Kittens should have periods when they’re awake and trying to get on their feet by the second week, and they should generally be trying to explore the world outside of the nest by the time week three rolls around.

grey mother cat nursing kittens
Image Credit: Rashid Valitov, Shutterstock

Do I Need to Feed the Kittens?

Newborn kittens don’t require anything but their mother’s milk in their first few days and weeks of life. The first milk queens produce is called colostrum, which is full of antibodies and gives a kitten’s immune system an essential boost. They can generally start the weaning process (introducing solid food) when they’re between 3 to 4 weeks old.

Reach out to your veterinarian if the kittens seem to be crying a lot or if you notice a kitten has lost or not gained weight in 24 hours. Weighing kittens daily is extremely important as a way of assessing their health.

Do Cats Move Kittens Around?

Yes. It’s usually nothing to be terribly concerned about if your cat decides to move her kittens from one location to another. It’s relatively common for cats to look for places that feel less exposed or provide more warmth.

female cat mother brings her baby to a new safe place
Image Credit: Biamillah Jaya, Shutterstock

Do Cats Sometimes Avoid People After Giving Birth?

Yes.
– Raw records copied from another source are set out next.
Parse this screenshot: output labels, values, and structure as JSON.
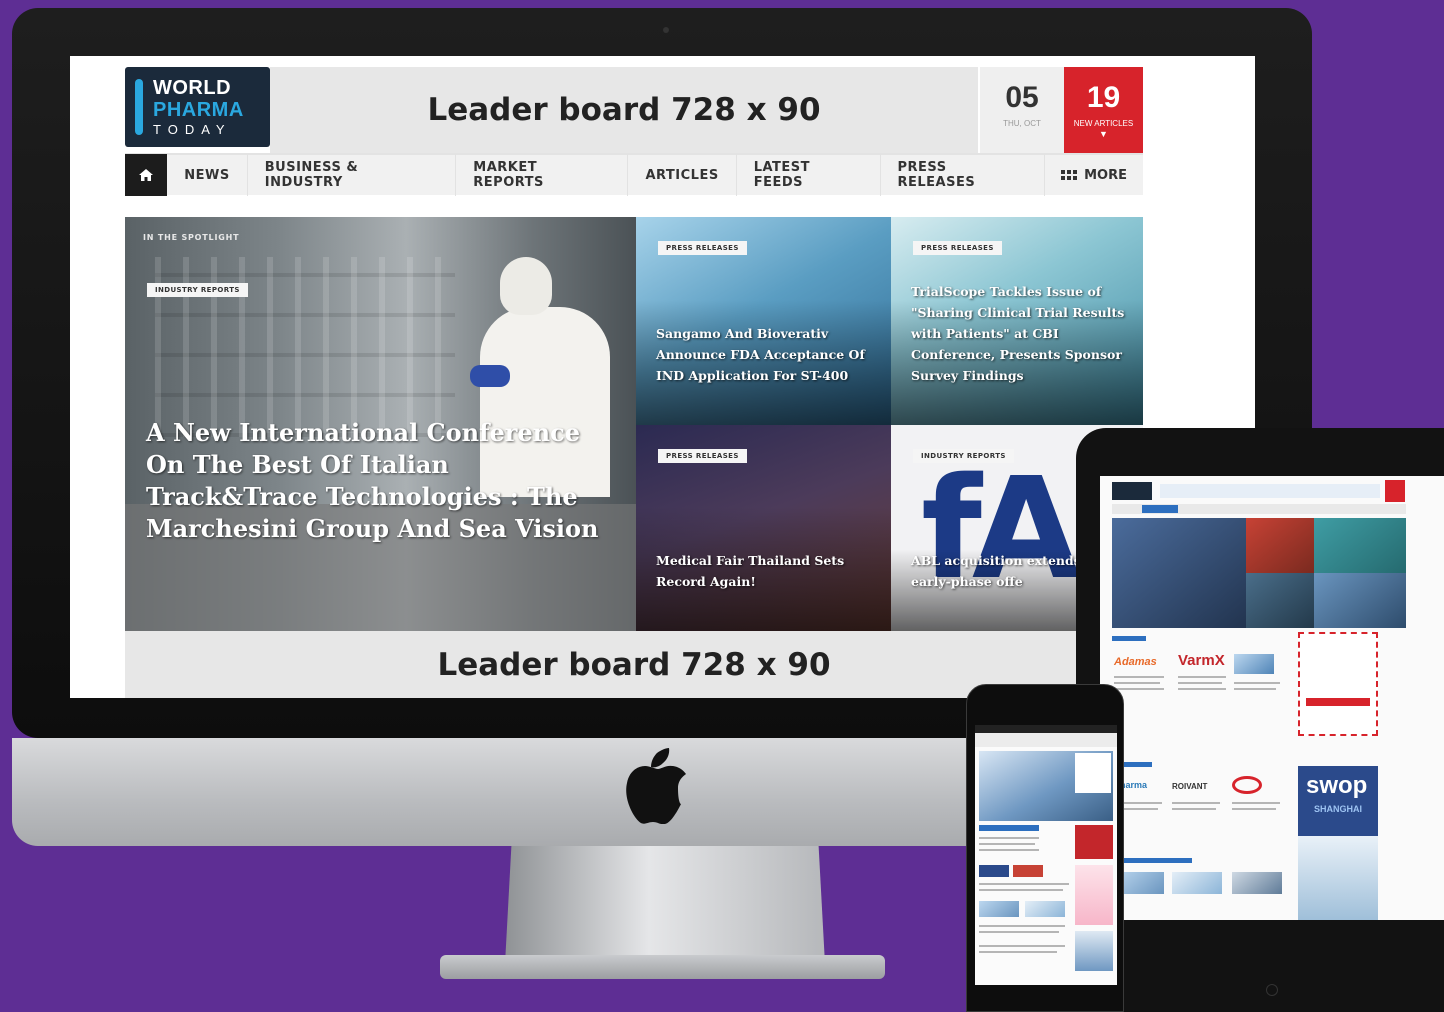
{
  "brand": {
    "logo_line1": "WORLD",
    "logo_line2": "PHARMA",
    "logo_line3": "TODAY",
    "accent": "#d7232b",
    "blue": "#2aa8e0",
    "background": "#5e2e94"
  },
  "header": {
    "leaderboard_top": "Leader board 728 x 90",
    "date_day": "05",
    "date_sub": "THU, OCT",
    "articles_count": "19",
    "articles_label": "NEW ARTICLES"
  },
  "nav": {
    "home_icon": "home-icon",
    "items": [
      "NEWS",
      "BUSINESS & INDUSTRY",
      "MARKET REPORTS",
      "ARTICLES",
      "LATEST FEEDS",
      "PRESS RELEASES"
    ],
    "more_label": "MORE"
  },
  "spotlight": {
    "section_label": "IN THE SPOTLIGHT",
    "main": {
      "tag": "INDUSTRY REPORTS",
      "title": "A New International Conference On The Best Of Italian Track&Trace Technologies : The Marchesini Group And Sea Vision"
    },
    "tiles": [
      {
        "tag": "PRESS RELEASES",
        "title": "Sangamo And Bioverativ Announce FDA Acceptance Of IND Application For ST-400"
      },
      {
        "tag": "PRESS RELEASES",
        "title": "TrialScope Tackles Issue of \"Sharing Clinical Trial Results with Patients\" at CBI Conference, Presents Sponsor Survey Findings"
      },
      {
        "tag": "PRESS RELEASES",
        "title": "Medical Fair Thailand Sets Record Again!"
      },
      {
        "tag": "INDUSTRY REPORTS",
        "title": "ABL acquisition extends Ardena's early-phase offe"
      }
    ]
  },
  "footer": {
    "leaderboard_bottom": "Leader board 728 x 90"
  },
  "tablet": {
    "brand_1": "Adamas",
    "brand_2": "VarmX",
    "brand_3": "ROIVANT",
    "ad_label": "swop",
    "ad_sub": "SHANGHAI"
  }
}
Queens can be less interested in interacting with their favorite people in the period immediately after giving birth, but things usually get back to normal within a few weeks.

Do I Need to Worry About Socializing the Kittens?

Yes, but not right away! Socialization is the process of exposing kittens to new experiences and getting them used to being handled by and comfortable around people. The prime kitten socialization period is generally when they’re between 2 and 7 weeks old, but you may need to wait longer before getting started.

When Should Kittens Have Their First Veterinary Checkup?

Kittens and queens should be seen by a veterinarian just to make sure everything is moving in the right direction. Give your veterinarian a call soon after your cat gives birth and advise them of the situation; they can provide you with specific advice about the best time to schedule a check up for the queen and her kittens.



There’s usually not much that owners need to do immediately after their cat has given birth. Queens take care of all their babies’ needs for the first month or so after they’re born. They provide food and warmth and help their kittens stay clean and go to the bathroom.

Most mothers prefer humans to keep their distance from newborn kittens. Veterinarians advise pet parents to minimize the time spent handling kittens until they’re at least a few weeks old to prevent mother cats from becoming stressed and rejecting their kittens.